Scusi, ma questi sono slogan.
«Altro che slogan. Manderemo a casa di 32 milioni di italiani un modulo precompilato e con un clic faranno la dichiarazione dei redditi. Non è pensabile che per pagare le tasse ci voglia un esperto».
Quindi non una revisione delle aliquote?
«Non credo. Però, già nella delega, vorrei provare ad entrare in una nuova logica. Negli 80 euro che noi daremo da maggio, c’è un elemento di debolezza. Ottanta euro dati ad un single hanno un impatto diverso rispetto ad un padre di famiglia monoreddito con 4 figli. Dobbiamo porci questo problema».
Parla del quoziente familiare?
«Qualcosa del genere. Ne discuteremo con gli esperti e con la maggioranza. Ma l’Iguariglia.
talia non si può permettere il lusso di trattare male chi fa figli».
Per qualcuno è una battaglia di destra.
«È un ritornello cui ormai sono abituato. Ma non sono d’accordo. È di destra dare più soldi a chi ha meno? Nessun rinnovo contrattuale sindacale ha mai dato ai lavoratori quello che abbiamo dato noi con il decreto Irpef. È di destra lavorare per la parità di genere? È di destra innovare la Pubblica amministrazione? È di destra stanziare 3,5 miliardi per la scuola e approvare le risorse per gli alluvionati? E se ero di sinistra che dovevo fare? L’esproprio proletario? La verità è che l’impronta del Pd in questa manovra è evidente. Compreso l’elemento etico di porre un tetto agli stipendi. L’equità sociale non si fa con i convegni, ma con le scelte di governo».
Anche la lotta all’evasione fiscale, però, presenta un carattere etico.
«Si ma non la si combatte con nuove norme. Serve la volontà politica. Ci si riesce se c’è la voglia di incrociare i dati, perseguire i colpevoli. Altrimenti si cade come spesso accade in Italia nel “benaltrismo”. Lo spazio per contrastare l’evasione è ampio. Serve un uso massiccio della tecnologia».

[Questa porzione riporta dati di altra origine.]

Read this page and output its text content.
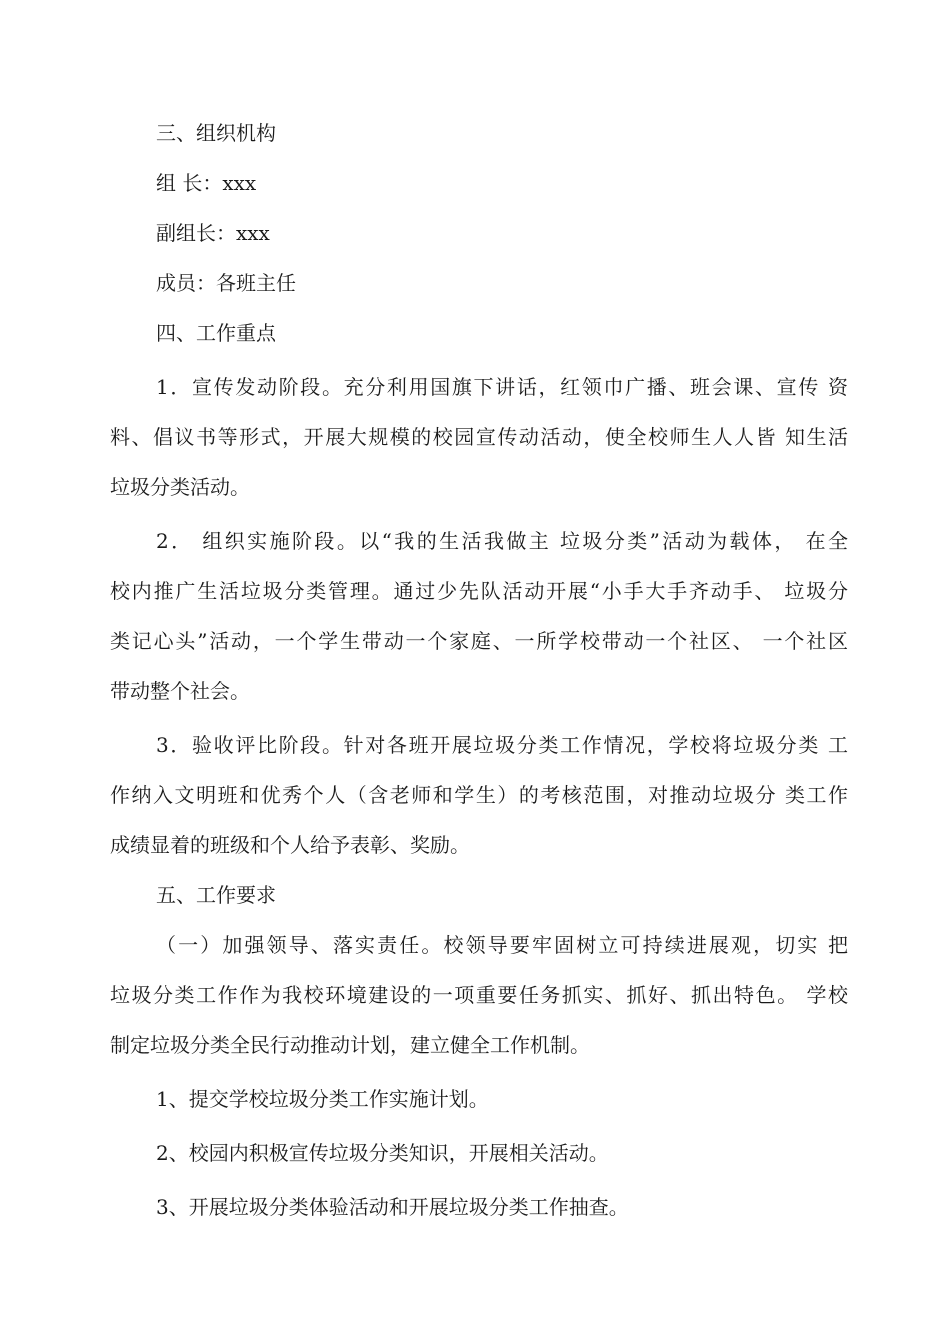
三、组织机构

组 长：xxx

副组长：xxx

成员：各班主任

四、工作重点

1．宣传发动阶段。充分利用国旗下讲话，红领巾广播、班会课、宣传 资
料、倡议书等形式，开展大规模的校园宣传动活动，使全校师生人人皆 知生活
垃圾分类活动。

2． 组织实施阶段。以“我的生活我做主 垃圾分类”活动为载体， 在全
校内推广生活垃圾分类管理。通过少先队活动开展“小手大手齐动手、 垃圾分
类记心头”活动，一个学生带动一个家庭、一所学校带动一个社区、 一个社区
带动整个社会。

3．验收评比阶段。针对各班开展垃圾分类工作情况，学校将垃圾分类 工
作纳入文明班和优秀个人（含老师和学生）的考核范围，对推动垃圾分 类工作
成绩显着的班级和个人给予表彰、奖励。

五、工作要求

（一）加强领导、落实责任。校领导要牢固树立可持续进展观，切实 把
垃圾分类工作作为我校环境建设的一项重要任务抓实、抓好、抓出特色。 学校
制定垃圾分类全民行动推动计划，建立健全工作机制。

1、提交学校垃圾分类工作实施计划。

2、校园内积极宣传垃圾分类知识，开展相关活动。

3、开展垃圾分类体验活动和开展垃圾分类工作抽查。
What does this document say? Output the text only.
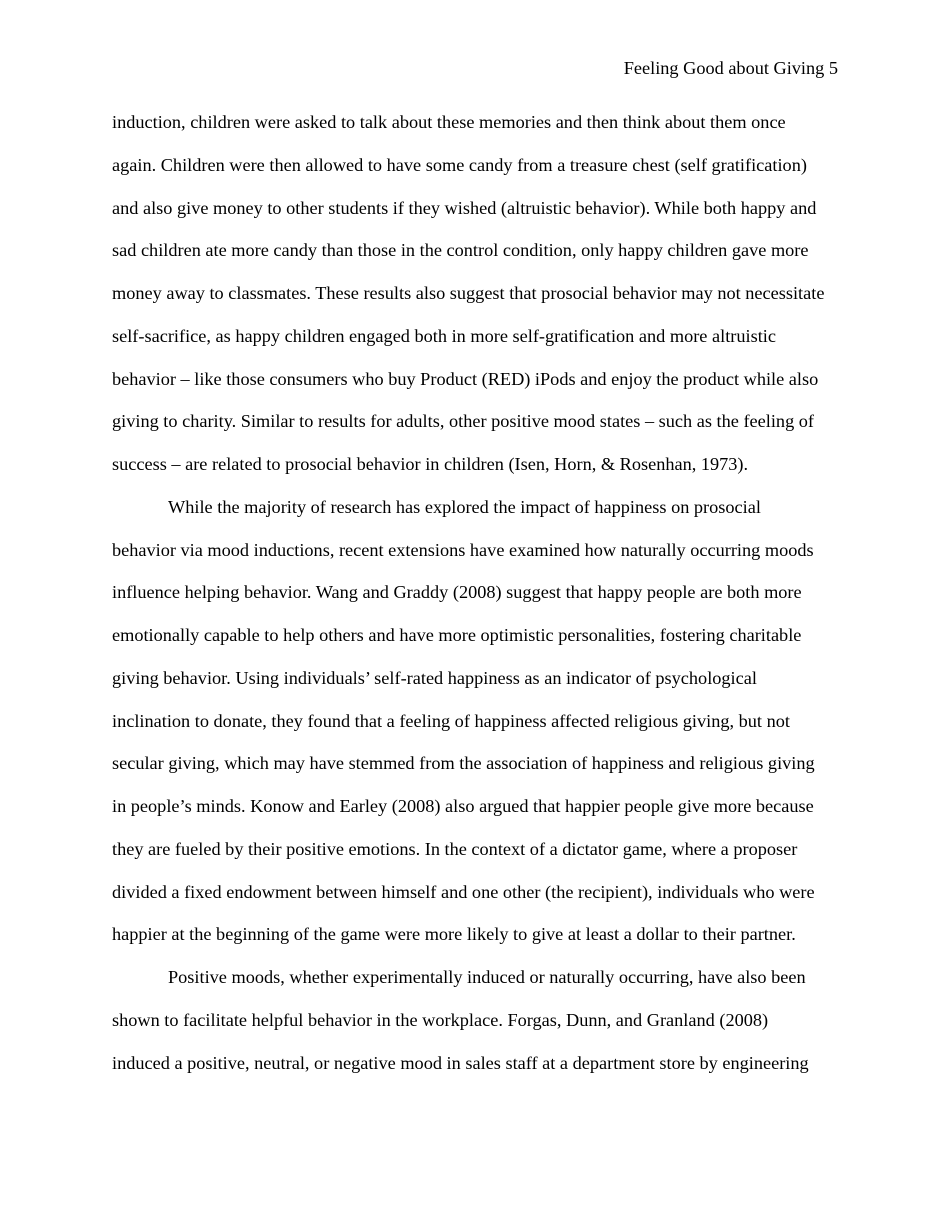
Feeling Good about Giving 5
induction, children were asked to talk about these memories and then think about them once
again. Children were then allowed to have some candy from a treasure chest (self gratification)
and also give money to other students if they wished (altruistic behavior). While both happy and
sad children ate more candy than those in the control condition, only happy children gave more
money away to classmates. These results also suggest that prosocial behavior may not necessitate
self-sacrifice, as happy children engaged both in more self-gratification and more altruistic
behavior – like those consumers who buy Product (RED) iPods and enjoy the product while also
giving to charity. Similar to results for adults, other positive mood states – such as the feeling of
success – are related to prosocial behavior in children (Isen, Horn, & Rosenhan, 1973).
While the majority of research has explored the impact of happiness on prosocial
behavior via mood inductions, recent extensions have examined how naturally occurring moods
influence helping behavior. Wang and Graddy (2008) suggest that happy people are both more
emotionally capable to help others and have more optimistic personalities, fostering charitable
giving behavior. Using individuals’ self-rated happiness as an indicator of psychological
inclination to donate, they found that a feeling of happiness affected religious giving, but not
secular giving, which may have stemmed from the association of happiness and religious giving
in people’s minds. Konow and Earley (2008) also argued that happier people give more because
they are fueled by their positive emotions. In the context of a dictator game, where a proposer
divided a fixed endowment between himself and one other (the recipient), individuals who were
happier at the beginning of the game were more likely to give at least a dollar to their partner.
Positive moods, whether experimentally induced or naturally occurring, have also been
shown to facilitate helpful behavior in the workplace. Forgas, Dunn, and Granland (2008)
induced a positive, neutral, or negative mood in sales staff at a department store by engineering
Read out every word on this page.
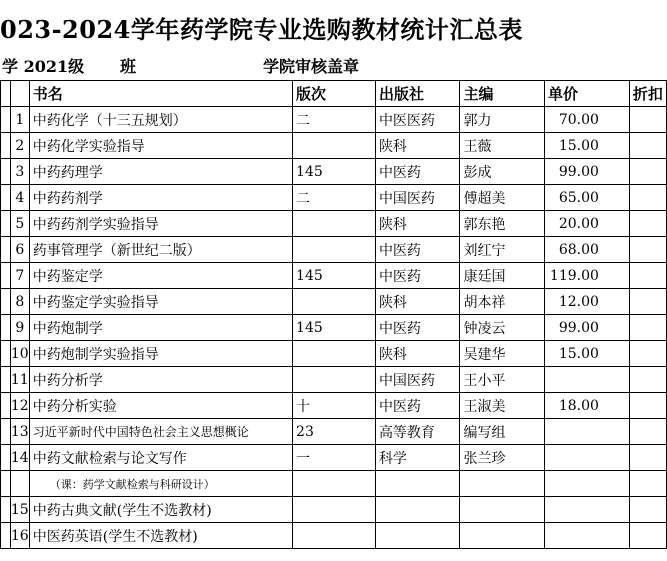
023-2024学年药学院专业选购教材统计汇总表
学 2021级 班	学院审核盖章
		书名	版次	出版社	主编	单价	折扣
	1	中药化学（十三五规划）	二	中医医药	郭力	70.00	
	2	中药化学实验指导		陕科	王薇	15.00	
	3	中药药理学	145	中医药	彭成	99.00	
	4	中药药剂学	二	中国医药	傅超美	65.00	
	5	中药药剂学实验指导		陕科	郭东艳	20.00	
	6	药事管理学（新世纪二版）		中医药	刘红宁	68.00	
	7	中药鉴定学	145	中医药	康廷国	119.00	
	8	中药鉴定学实验指导		陕科	胡本祥	12.00	
	9	中药炮制学	145	中医药	钟凌云	99.00	
	10	中药炮制学实验指导		陕科	吴建华	15.00	
	11	中药分析学		中国医药	王小平		
	12	中药分析实验	十	中医药	王淑美	18.00	
	13	习近平新时代中国特色社会主义思想概论	23	高等教育	编写组		
	14	中药文献检索与论文写作	一	科学	张兰珍		
		（课：药学文献检索与科研设计）					
	15	中药古典文献(学生不选教材)					
	16	中医药英语(学生不选教材)					
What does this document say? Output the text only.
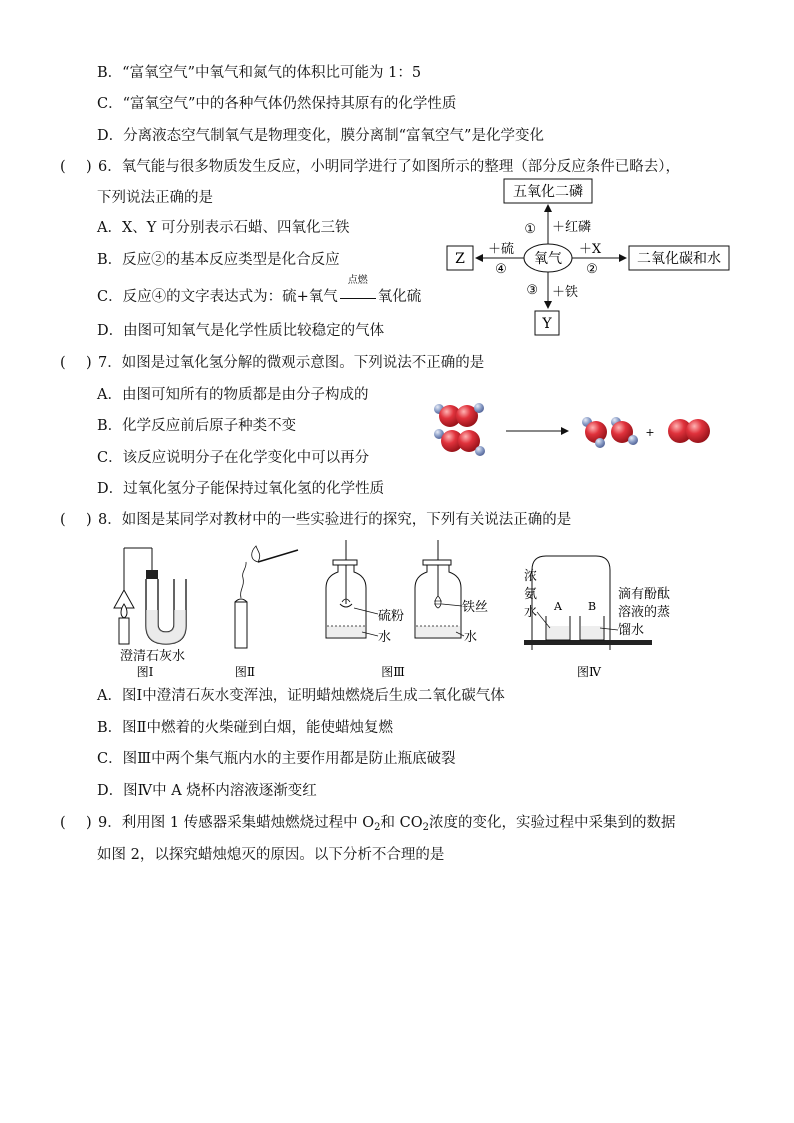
B．“富氧空气”中氧气和氮气的体积比可能为 1：5
C．“富氧空气”中的各种气体仍然保持其原有的化学性质
D．分离液态空气制氧气是物理变化，膜分离制“富氧空气”是化学变化
( ) 6．氧气能与很多物质发生反应，小明同学进行了如图所示的整理（部分反应条件已略去），
下列说法正确的是
A．X、Y 可分别表示石蜡、四氧化三铁
B．反应②的基本反应类型是化合反应
C．反应④的文字表达式为：硫+氧气
点燃
氧化硫
D．由图可知氧气是化学性质比较稳定的气体
五氧化二磷
氧气
① ＋红磷
＋X
②
二氧化碳和水
③ ＋铁
Y
＋硫
④
Z
( ) 7．如图是过氧化氢分解的微观示意图。下列说法不正确的是
A．由图可知所有的物质都是由分子构成的
B．化学反应前后原子种类不变
C．该反应说明分子在化学变化中可以再分
D．过氧化氢分子能保持过氧化氢的化学性质
+
( ) 8．如图是某同学对教材中的一些实验进行的探究，下列有关说法正确的是
澄清石灰水
图Ⅰ	图Ⅱ
硫粉
水
铁丝
水
图Ⅲ
A B
浓
氨
水
滴有酚酞
溶液的蒸
馏水
图Ⅳ
A．图Ⅰ中澄清石灰水变浑浊，证明蜡烛燃烧后生成二氧化碳气体
B．图Ⅱ中燃着的火柴碰到白烟，能使蜡烛复燃
C．图Ⅲ中两个集气瓶内水的主要作用都是防止瓶底破裂
D．图Ⅳ中 A 烧杯内溶液逐渐变红
( ) 9．利用图 1 传感器采集蜡烛燃烧过程中 $O_2$和 $CO_2$浓度的变化，实验过程中采集到的数据
如图 2，以探究蜡烛熄灭的原因。以下分析不合理的是
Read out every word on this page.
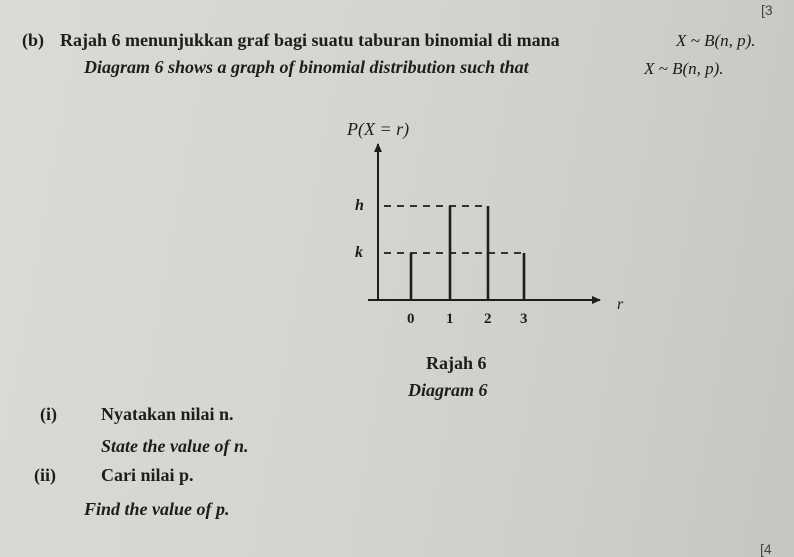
[3
[4
(b) Rajah 6 menunjukkan graf bagi suatu taburan binomial di mana	X ~ B(n, p).
Diagram 6 shows a graph of binomial distribution such that	X ~ B(n, p).
P(X = r)
r
k
h
0 1 2 3
Rajah 6
Diagram 6
(i) Nyatakan nilai n.
State the value of n.
(ii)	Cari nilai p.
Find the value of p.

Magari anche più controlli.
«È una logica parziale. Rafforza l’idea che l’Agenza delle Entrate è il nemico. E invece deve essere un partner, un amico. Naturalmente chi imbroglia e froda deve essere punito. Anche pesantemente. Ma per il resto l’Agenzia deve aiutare. La lotta all’evasione non si fa con i controlli spettacolari sul Ponte Vecchio. Siamo nel 2014. Lo Stato, se vuole, sa tutto di tutti. Rispettando la privacy, vogliamo finalmente fare sul serio? C’è solo bisogno di invertire la logica in tutta la Pubblica amministrazione».
In che senso?
«Lo Stato deve essere al servizio del cittadino. Troppi enti fanno troppe cose e male. Vanno ridotti e questo non vuol dire licenziare i dipendenti. Abbiamo ridotto le auto blu come nessuno ha mai fatto prima e gli autisti tornano a fare i poliziotti. Lo stesso criterio vale per gli altri».
Quando si parla di riforma della Pubblica amministrazione non si capisce mai cosa ci guadagna il cittadino.
«Entro un anno daremo una “identità digitale” a tutti. Per capirci: daremo un pin a ogni italiano e userà quel codice per entrare in tutti gli uffici della pubblica amministrazione restando a casa. Tutti gli enti avranno un unico riferimento. Gli italiani non dovranno più fare file al comune o in circoscrizione o in un ministero per risolvere questioni banali. Cerco di spiegarmi con una metafora. È come se oggi funzionasse così: ciascuna amministrazione parla una lingua diversa e il cittadino deve pagare i costi di traduzione. Noi costringeremo tutti a parlare con una lingua sola».
Si potrà pagare una multa o prenotare una visita alla Asl?
«Tutto. Con quel pin potranno pagare le multe o le tasse, prenotare una vista all’Asl o disbrigare le pratiche della giustizia. Non si dovrà più perdere la testa dietro i burocrati. Ma c’è di più vorrei introdurre il principio della “total disclosure”».
Cioè trasparenza.
«Totale. Venerdi al Cisr – il Comitato per la sicurezza nazionale – accogliendo un suggerimento del sottosegretario Minniti e dell’ambasciatore Massolo, responsabile del Dis, abbiamo deciso di desecretare gli atti delle principale vicende che hanno colpito il nostro Paese e trasferirli all’Archivio di Stato. Per essere chiari: tutti i documenti delle stragi di Piazza Fontana, dell’Italicum o della bomba di Bologna. Lo faremo nelle prossime settimane. Vogliamo cambiare verso in senso profondo e radicale».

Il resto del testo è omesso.